Fatti e misfatti di 3 giorni a Claviere

 

Ore 6.00: Alla spicciolata un nugolo di giovani e adulti si assembra in Piazza Medici a Costigliole.

E’ l’ora del ritrovo per la partenza del soggiorno montano della nostra scuola: meta Claviere.

Professori ancora assonnati, ragazzi eccitati, (comunque anche loro un po’ rallentati ed impastati) si organizzano attorno al pullman per la partenza il più possibile puntuale.

Dopo un breve imprevisto (Lorenzo Forno come al solito si fa attendere alla stregua di una star) finalmente si parte.

Ore 9.30: Claviere.
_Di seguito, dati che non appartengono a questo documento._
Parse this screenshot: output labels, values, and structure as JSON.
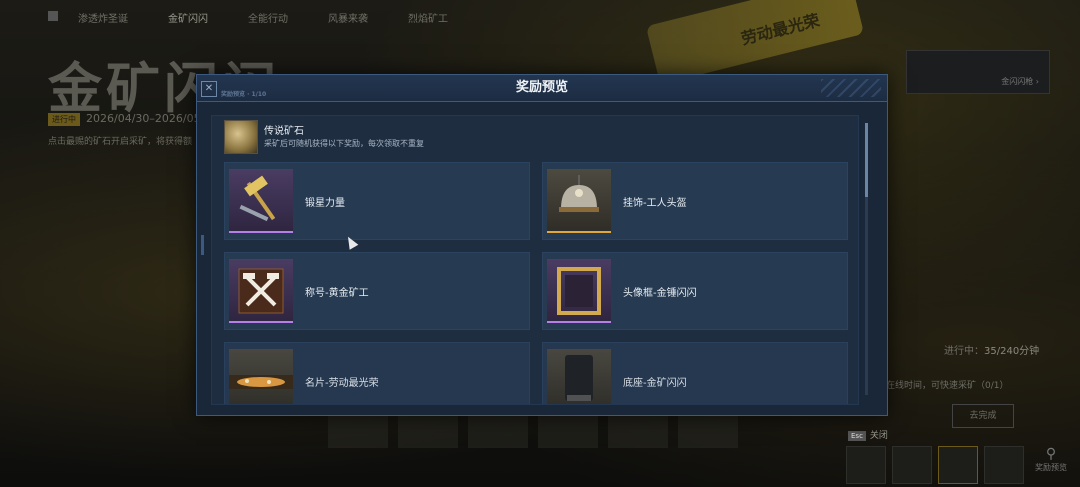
{
  "background": {
    "nav": [
      "渗透炸圣诞",
      "金矿闪闪",
      "全能行动",
      "风暴来袭",
      "烈焰矿工"
    ],
    "title": "金矿闪闪",
    "date_tag": "进行中",
    "date": "2026/04/30–2026/05",
    "desc": "点击最赐的矿石开启采矿，将获得额",
    "machine_text": "劳动最光荣",
    "weapon_label": "金闪闪枪 ›",
    "progress_label": "进行中：",
    "progress_value": "35/240分钟",
    "hint": "在线时间，可快速采矿（0/1）",
    "button": "去完成",
    "esc_key": "Esc",
    "esc_label": "关闭",
    "search_label": "奖励预览"
  },
  "modal": {
    "title": "奖励预览",
    "corner_label": "奖励预览 · 1/10",
    "source": {
      "title": "传说矿石",
      "desc": "采矿后可随机获得以下奖励，每次领取不重复"
    },
    "rewards": [
      {
        "name": "锻星力量",
        "rarity": "purple",
        "icon": "hammer-icon"
      },
      {
        "name": "挂饰-工人头盔",
        "rarity": "gold",
        "icon": "helmet-icon"
      },
      {
        "name": "称号-黄金矿工",
        "rarity": "purple",
        "icon": "crossed-tools-icon"
      },
      {
        "name": "头像框-金锤闪闪",
        "rarity": "purple",
        "icon": "frame-icon"
      },
      {
        "name": "名片-劳动最光荣",
        "rarity": "gold",
        "icon": "card-icon"
      },
      {
        "name": "底座-金矿闪闪",
        "rarity": "gold",
        "icon": "pedestal-icon"
      }
    ]
  },
  "colors": {
    "purple": "#b57ee8",
    "gold": "#e0a83a",
    "accent": "#3c5a80"
  }
}
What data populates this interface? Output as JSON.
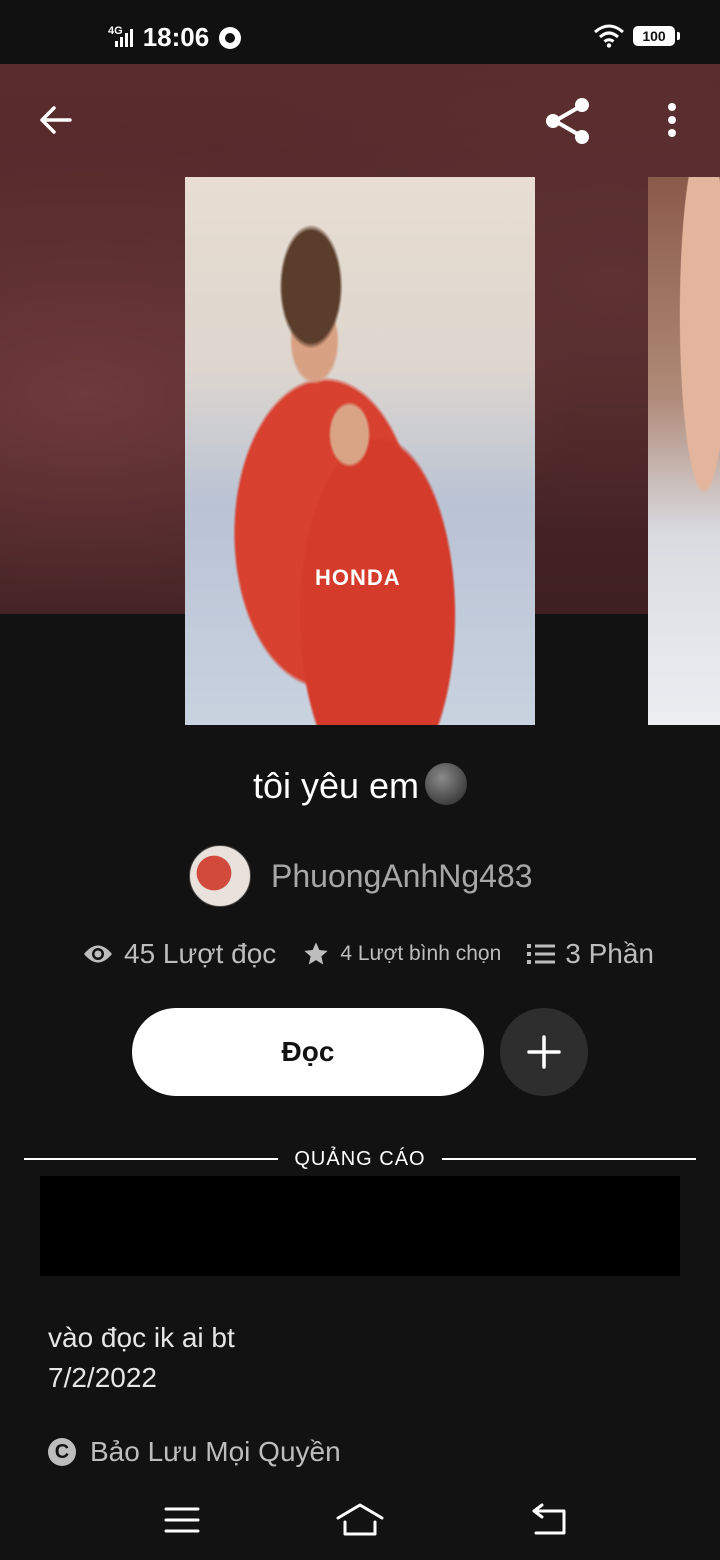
{
  "status_bar": {
    "network": "4G",
    "time": "18:06",
    "battery": "100",
    "icons": [
      "signal-icon",
      "vpn-icon",
      "wifi-icon",
      "battery-icon"
    ]
  },
  "toolbar": {
    "icons": [
      "back-arrow-icon",
      "share-icon",
      "more-vertical-icon"
    ]
  },
  "cover": {
    "brand_text": "HONDA"
  },
  "story": {
    "title": "tôi yêu em",
    "author": "PhuongAnhNg483",
    "stats": {
      "reads": "45 Lượt đọc",
      "votes": "4 Lượt bình chọn",
      "parts": "3 Phần"
    },
    "read_button": "Đọc",
    "ad_label": "QUẢNG CÁO",
    "description_line1": "vào đọc ik ai bt",
    "description_line2": "7/2/2022",
    "rights": "Bảo Lưu Mọi Quyền"
  },
  "nav": {
    "icons": [
      "menu-icon",
      "home-icon",
      "back-icon"
    ]
  },
  "colors": {
    "background": "#121212",
    "hero": "#4c2527",
    "button_bg": "#ffffff",
    "muted_text": "#a7a7a7"
  }
}
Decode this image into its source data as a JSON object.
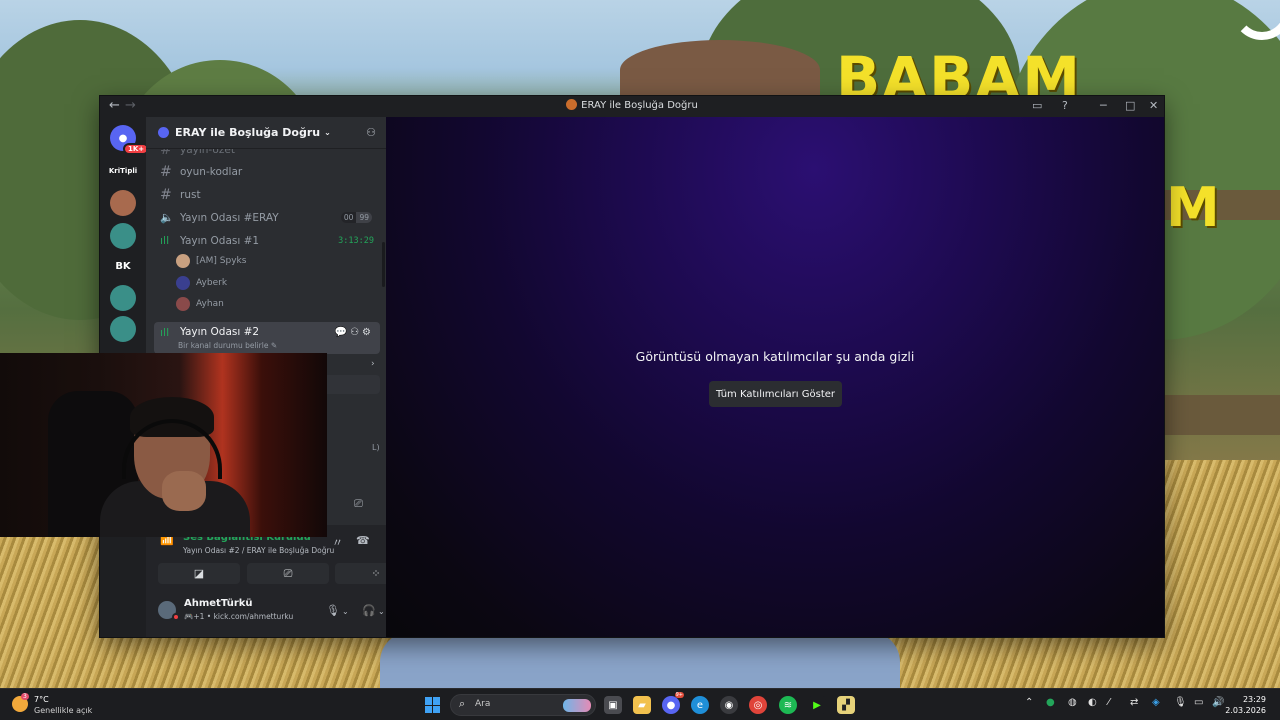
{
  "background": {
    "banner_line1": "BABAM",
    "banner_line2": "M"
  },
  "window": {
    "title": "ERAY ile Boşluğa Doğru",
    "back_icon": "arrow-left-icon",
    "forward_icon": "arrow-right-icon"
  },
  "rail": {
    "discord_badge": "1K+",
    "servers": [
      {
        "label": "KriTipli",
        "color": "#2b2d31"
      },
      {
        "label": "",
        "color": "#a86a4e"
      },
      {
        "label": "",
        "color": "#3a8f88"
      },
      {
        "label": "BK",
        "color": "#1e1f22"
      },
      {
        "label": "",
        "color": "#3a8f88"
      },
      {
        "label": "",
        "color": "#3a8f88"
      }
    ]
  },
  "sidebar": {
    "guild_name": "ERAY ile Boşluğa Doğru",
    "channels": [
      {
        "type": "text",
        "name": "yayın-özet"
      },
      {
        "type": "text",
        "name": "oyun-kodlar"
      },
      {
        "type": "text",
        "name": "rust"
      },
      {
        "type": "voice",
        "name": "Yayın Odası #ERAY",
        "limit_current": "00",
        "limit_max": "99"
      },
      {
        "type": "voice-live",
        "name": "Yayın Odası #1",
        "timer": "3:13:29"
      }
    ],
    "members": [
      {
        "name": "[AM] Spyks",
        "color": "#c8a080"
      },
      {
        "name": "Ayberk",
        "color": "#3a3f8f"
      },
      {
        "name": "Ayhan",
        "color": "#8a4a4a"
      }
    ],
    "active_channel": {
      "name": "Yayın Odası #2",
      "status_placeholder": "Bir kanal durumu belirle"
    },
    "truncated_text": "L)"
  },
  "voice_panel": {
    "status": "Ses Bağlantısı Kuruldu",
    "location": "Yayın Odası #2 / ERAY ile Boşluğa Doğru"
  },
  "user_panel": {
    "username": "AhmetTürkü",
    "subtext": "🎮+1 • kick.com/ahmetturku"
  },
  "stage": {
    "message": "Görüntüsü olmayan katılımcılar şu anda gizli",
    "button_label": "Tüm Katılımcıları Göster"
  },
  "taskbar": {
    "weather_badge": "3",
    "temperature": "7°C",
    "condition": "Genellikle açık",
    "search_placeholder": "Ara",
    "discord_badge": "9+",
    "time": "23:29",
    "date": "2.03.2026"
  }
}
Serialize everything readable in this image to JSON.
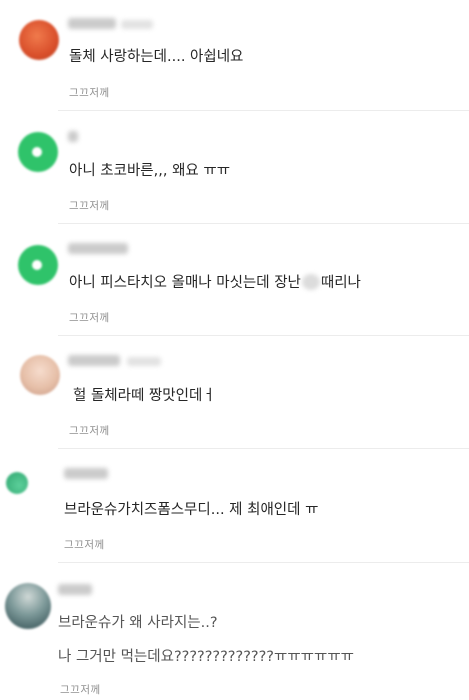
{
  "comments": [
    {
      "text": "돌체 사랑하는데.... 아쉽네요",
      "report_label": "그끄저께",
      "avatar_color": "#e2613a"
    },
    {
      "text": "아니 초코바른,,, 왜요 ㅠㅠ",
      "report_label": "그끄저께",
      "avatar_color": "#2fc36a"
    },
    {
      "text_before": "아니 피스타치오 올매나 마싯는데 장난",
      "text_after": "때리나",
      "report_label": "그끄저께",
      "avatar_color": "#2fc36a"
    },
    {
      "text": "헐 돌체라떼 짱맛인데ㅓ",
      "report_label": "그끄저께",
      "avatar_color": "#e8c4b2"
    },
    {
      "text": "브라운슈가치즈폼스무디... 제 최애인데 ㅠ",
      "report_label": "그끄저께",
      "avatar_color": "#4cc38b"
    },
    {
      "text_line1": "브라운슈가 왜 사라지는..?",
      "text_line2": "나 그거만 먹는데요?????????????ㅠㅠㅠㅠㅠㅠ",
      "report_label": "그끄저께",
      "avatar_color": "#3d5e62"
    }
  ]
}
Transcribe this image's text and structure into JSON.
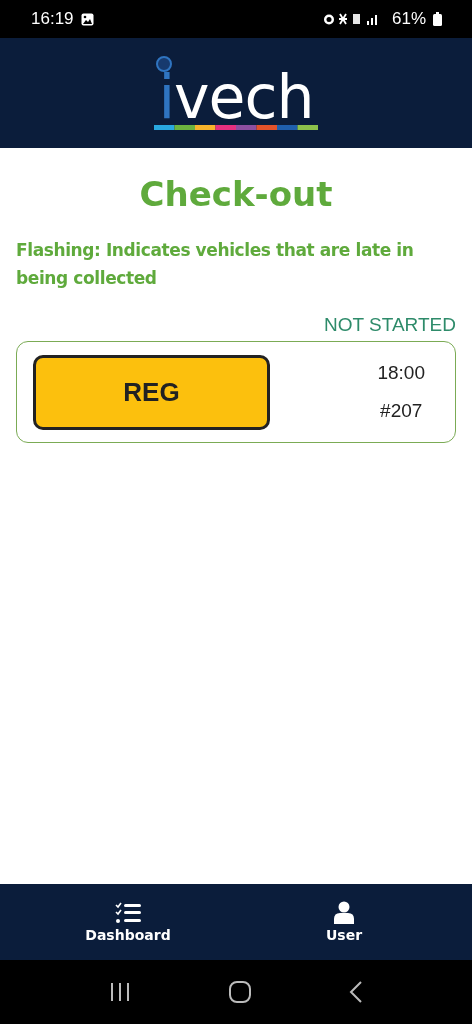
{
  "status_bar": {
    "time": "16:19",
    "battery": "61%"
  },
  "header": {
    "logo": "ivech"
  },
  "page": {
    "title": "Check-out",
    "note": "Flashing: Indicates vehicles that are late in being collected"
  },
  "bookings": [
    {
      "status": "NOT STARTED",
      "reg": "REG",
      "time": "18:00",
      "number": "#207"
    }
  ],
  "nav": [
    {
      "kind": "dashboard",
      "label": "Dashboard"
    },
    {
      "kind": "user",
      "label": "User"
    }
  ]
}
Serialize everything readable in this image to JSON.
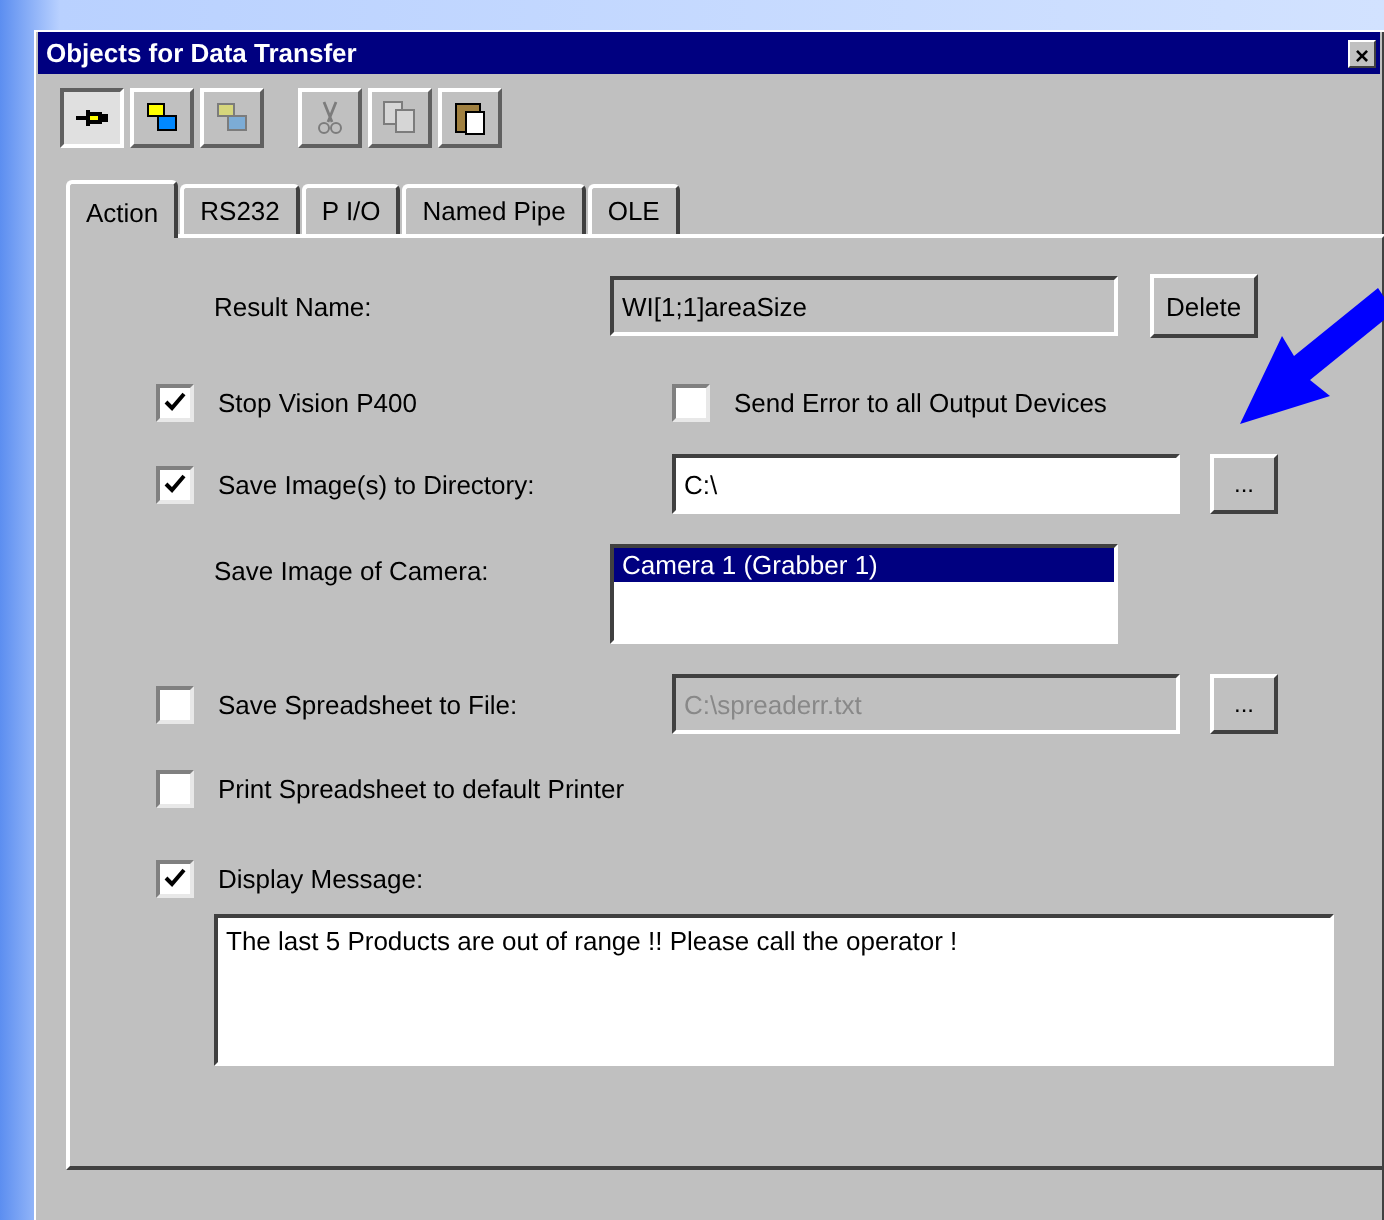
{
  "window": {
    "title": "Objects for Data Transfer",
    "close": "×"
  },
  "toolbar": [
    {
      "kind": "pin",
      "pressed": true,
      "disabled": false
    },
    {
      "kind": "tool",
      "pressed": false,
      "disabled": false
    },
    {
      "kind": "tool",
      "pressed": false,
      "disabled": true
    },
    {
      "kind": "cut",
      "pressed": false,
      "disabled": true
    },
    {
      "kind": "copy",
      "pressed": false,
      "disabled": true
    },
    {
      "kind": "paste",
      "pressed": false,
      "disabled": false
    }
  ],
  "tabs": [
    {
      "label": "Action",
      "selected": true
    },
    {
      "label": "RS232",
      "selected": false
    },
    {
      "label": "P I/O",
      "selected": false
    },
    {
      "label": "Named Pipe",
      "selected": false
    },
    {
      "label": "OLE",
      "selected": false
    }
  ],
  "result_name": {
    "label": "Result Name:",
    "value": "WI[1;1]areaSize",
    "button": "Delete"
  },
  "stop_vision": {
    "label": "Stop Vision P400",
    "checked": true
  },
  "send_error": {
    "label": "Send Error to all Output Devices",
    "checked": false
  },
  "save_images": {
    "label": "Save Image(s) to Directory:",
    "checked": true,
    "value": "C:\\",
    "disabled": false,
    "button": "..."
  },
  "camera": {
    "label": "Save Image of Camera:",
    "items": [
      {
        "label": "Camera 1  (Grabber 1)",
        "selected": true
      }
    ]
  },
  "save_spreadsheet": {
    "label": "Save Spreadsheet to File:",
    "checked": false,
    "value": "C:\\spreaderr.txt",
    "disabled": true,
    "button": "..."
  },
  "print_spreadsheet": {
    "label": "Print Spreadsheet to default Printer",
    "checked": false
  },
  "display_message": {
    "label": "Display Message:",
    "checked": true,
    "value": "The last 5 Products are out of range !! Please call the operator !"
  }
}
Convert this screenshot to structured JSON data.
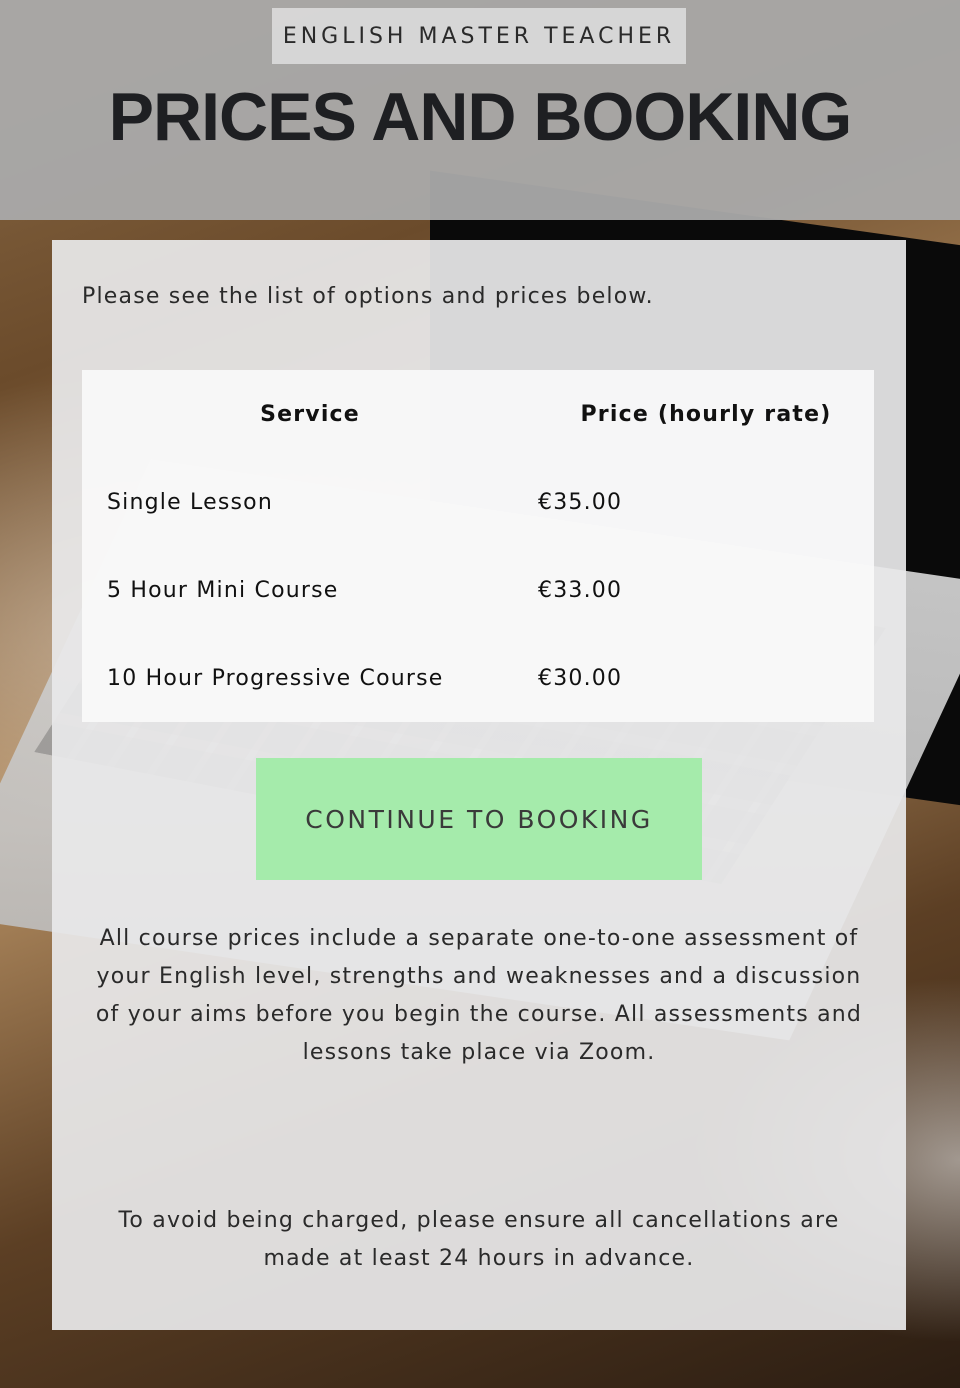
{
  "header": {
    "site_title": "ENGLISH MASTER TEACHER",
    "page_title": "PRICES AND BOOKING"
  },
  "content": {
    "intro": "Please see the list of options and prices below.",
    "table": {
      "columns": [
        "Service",
        "Price (hourly rate)"
      ],
      "rows": [
        {
          "service": "Single Lesson",
          "price": "€35.00"
        },
        {
          "service": "5 Hour Mini Course",
          "price": "€33.00"
        },
        {
          "service": "10 Hour Progressive Course",
          "price": "€30.00"
        }
      ]
    },
    "booking_button": "CONTINUE TO BOOKING",
    "note_assessment": "All course prices include a separate one-to-one assessment of your English level, strengths and weaknesses and a discussion of your aims before you begin the course. All assessments and lessons take place via Zoom.",
    "note_cancellation": "To avoid being charged, please ensure all cancellations are made at least 24 hours in advance."
  },
  "colors": {
    "header_band": "#aaaaaa",
    "button": "#a0eca6",
    "panel": "#e8e8ea"
  }
}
Neve a mucchi ai lati delle strade e sulle montagne il panorama è suggestivo e stupendo.

Ore 10.30: Tutti sulla pista da fondo. I ragazzi con le loro variopinte tute. Allegria, curiosità, eccitazione, ma anche timorosa diffidenza sono le sensazioni di una truppa di aspiranti fondisti.

I tre giorni sono “volati” tra lazzi, frizzi e cadute: mitica, indimenticabile, irripetibile, ineguagliabile la caduta del prof. Gavazza.

Alcuni ragazzi si sono distinti in tornei di ping pong, scala 40, calcio balilla e altri giochi.

I partecipanti delle tre terze si sono molto divertiti, sia sulle piste, sia in albergo, sia nelle notti censurate dai professori.

Ore 16.00 del terzo giorno: mucchi di valigie accompagnate da musi lunghi e qualche occhiaia, ci ammassiamo attorno al pullman, con un po’ di invidia per i ragazzi del secondo turno delle classi seconde che stavano per occupare le nostre camere.

Ore 18.30: con un tour de force di due ore e mezza circa, la comitiva stanca, ma soddisfatta, guadagna chilometro dopo chilometro, la, per nulla agognata via del ritorno.

E’ stata un’esperienza indimenticabile!